You should provide the name of the Airflow task (task_id) and the Hopsworks job information (project_name, job_name, job_arguments). You can set the wait_for_completion flag to True if you want the operator to block and wait for the job execution to be finished.

Similarly, you can invoke the sensor as shown below. You should provide the name of the Airflow task (task_id) and the Hopsworks job information (project_name, job_name)

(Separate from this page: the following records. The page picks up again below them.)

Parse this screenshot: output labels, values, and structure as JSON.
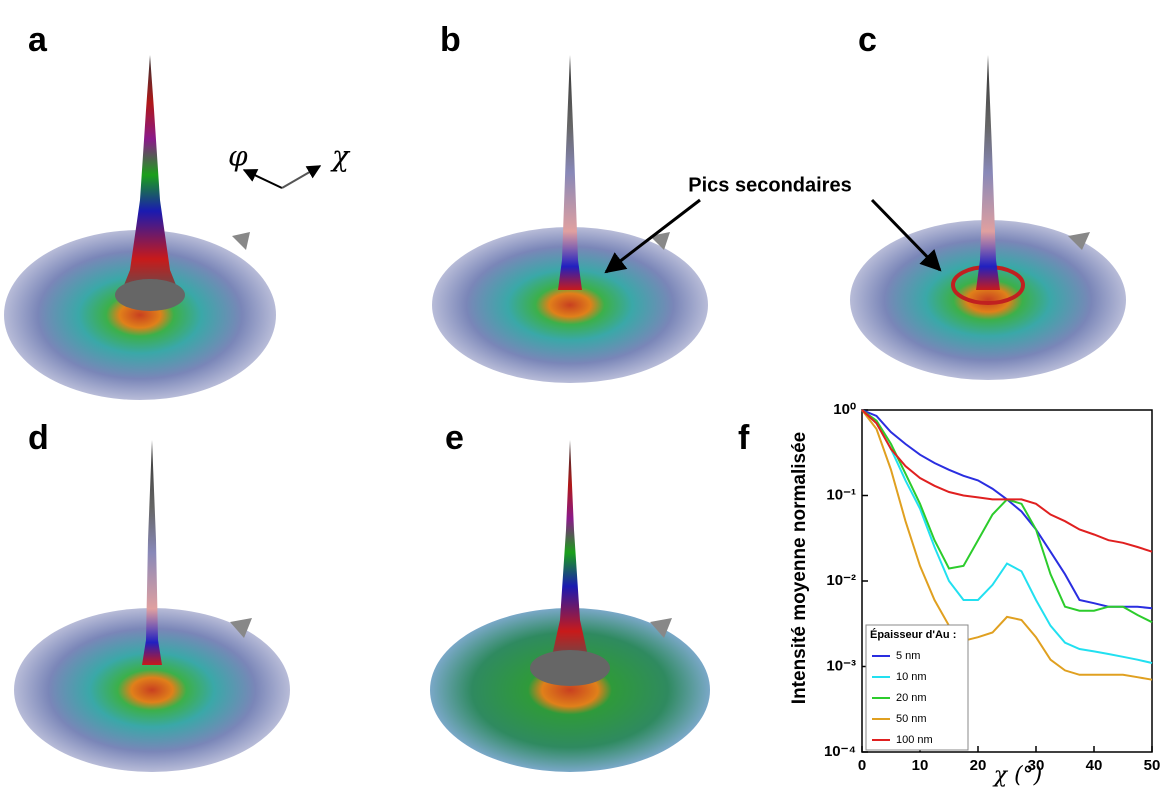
{
  "panels": [
    "a",
    "b",
    "c",
    "d",
    "e",
    "f"
  ],
  "axis_labels": [
    "φ",
    "χ"
  ],
  "annotation": "Pics secondaires",
  "chart_data": {
    "type": "line",
    "ylabel": "Intensité moyenne normalisée",
    "xlabel": "χ (°)",
    "legend_title": "Épaisseur d'Au :",
    "legend": "lower-left",
    "log_y": true,
    "x": [
      0,
      2.5,
      5,
      7.5,
      10,
      12.5,
      15,
      17.5,
      20,
      22.5,
      25,
      27.5,
      30,
      32.5,
      35,
      37.5,
      40,
      42.5,
      45,
      47.5,
      50
    ],
    "xlim": [
      0,
      50
    ],
    "xticks": [
      0,
      10,
      20,
      30,
      40,
      50
    ],
    "ylim": [
      0.0001,
      1
    ],
    "yticks": [
      {
        "value": 0.0001,
        "label": "10⁻⁴"
      },
      {
        "value": 0.001,
        "label": "10⁻³"
      },
      {
        "value": 0.01,
        "label": "10⁻²"
      },
      {
        "value": 0.1,
        "label": "10⁻¹"
      },
      {
        "value": 1,
        "label": "10⁰"
      }
    ],
    "series": [
      {
        "name": "5 nm",
        "color": "#2a2ee0",
        "values": [
          1,
          0.85,
          0.55,
          0.4,
          0.3,
          0.24,
          0.2,
          0.17,
          0.15,
          0.12,
          0.09,
          0.065,
          0.04,
          0.022,
          0.012,
          0.006,
          0.0055,
          0.005,
          0.005,
          0.005,
          0.0048
        ]
      },
      {
        "name": "10 nm",
        "color": "#22e0f0",
        "values": [
          1,
          0.7,
          0.35,
          0.15,
          0.07,
          0.025,
          0.01,
          0.006,
          0.006,
          0.009,
          0.016,
          0.013,
          0.006,
          0.003,
          0.0019,
          0.0016,
          0.0015,
          0.0014,
          0.0013,
          0.0012,
          0.0011
        ]
      },
      {
        "name": "20 nm",
        "color": "#2ccc2c",
        "values": [
          1,
          0.75,
          0.4,
          0.18,
          0.08,
          0.03,
          0.014,
          0.015,
          0.03,
          0.06,
          0.09,
          0.08,
          0.04,
          0.012,
          0.005,
          0.0045,
          0.0045,
          0.005,
          0.005,
          0.004,
          0.0033
        ]
      },
      {
        "name": "50 nm",
        "color": "#e0a020",
        "values": [
          1,
          0.6,
          0.2,
          0.05,
          0.015,
          0.006,
          0.003,
          0.002,
          0.0022,
          0.0025,
          0.0038,
          0.0035,
          0.0022,
          0.0012,
          0.0009,
          0.0008,
          0.0008,
          0.0008,
          0.0008,
          0.00075,
          0.0007
        ]
      },
      {
        "name": "100 nm",
        "color": "#e02020",
        "values": [
          1,
          0.7,
          0.35,
          0.22,
          0.16,
          0.13,
          0.11,
          0.1,
          0.095,
          0.09,
          0.09,
          0.09,
          0.08,
          0.06,
          0.05,
          0.04,
          0.035,
          0.03,
          0.028,
          0.025,
          0.022
        ]
      }
    ]
  }
}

HopsworksJobSuccessSensor(dag=dag,
    task_id='wait_for_profiles_fg',
    project_name="airflow_doc",
    job_name='profiles_fg')

When writing the DAG file, you should also add the access_control parameter to the DAG configuration. The access_control parameter specicifies which projects have access to the DAG and which actions the project members can perform on it. If you do not specify the access_control option, project members will not be able to see the DAG in the Airflow UI.

Admin access

The access_control configuration does not apply to Hopsworks admin users which have full access to all the DAGs even if they are not member of the project.

    dag = DAG(
        dag_id = "example_dag",
        default_args = args,
        access_control = {
            "project_name": {"can_dag_read", "can_dag_edit"},
        },

        schedule_interval = "0 4 * * *"
    )

Project Name

You should replace the project_name in the snippet above with the name of your own project

Manage Airflow DAGs using Git#

You can leverage the Git integration to track your Airflow DAGs in a git repository. Airflow will only consider the DAG files which are stored in the Airflow Dataset in Hopsworks. After cloning the git repository in Hopsworks, you can automate the process of copying the DAG file in the Airflow Dataset using the copy method of the Hopsworks API.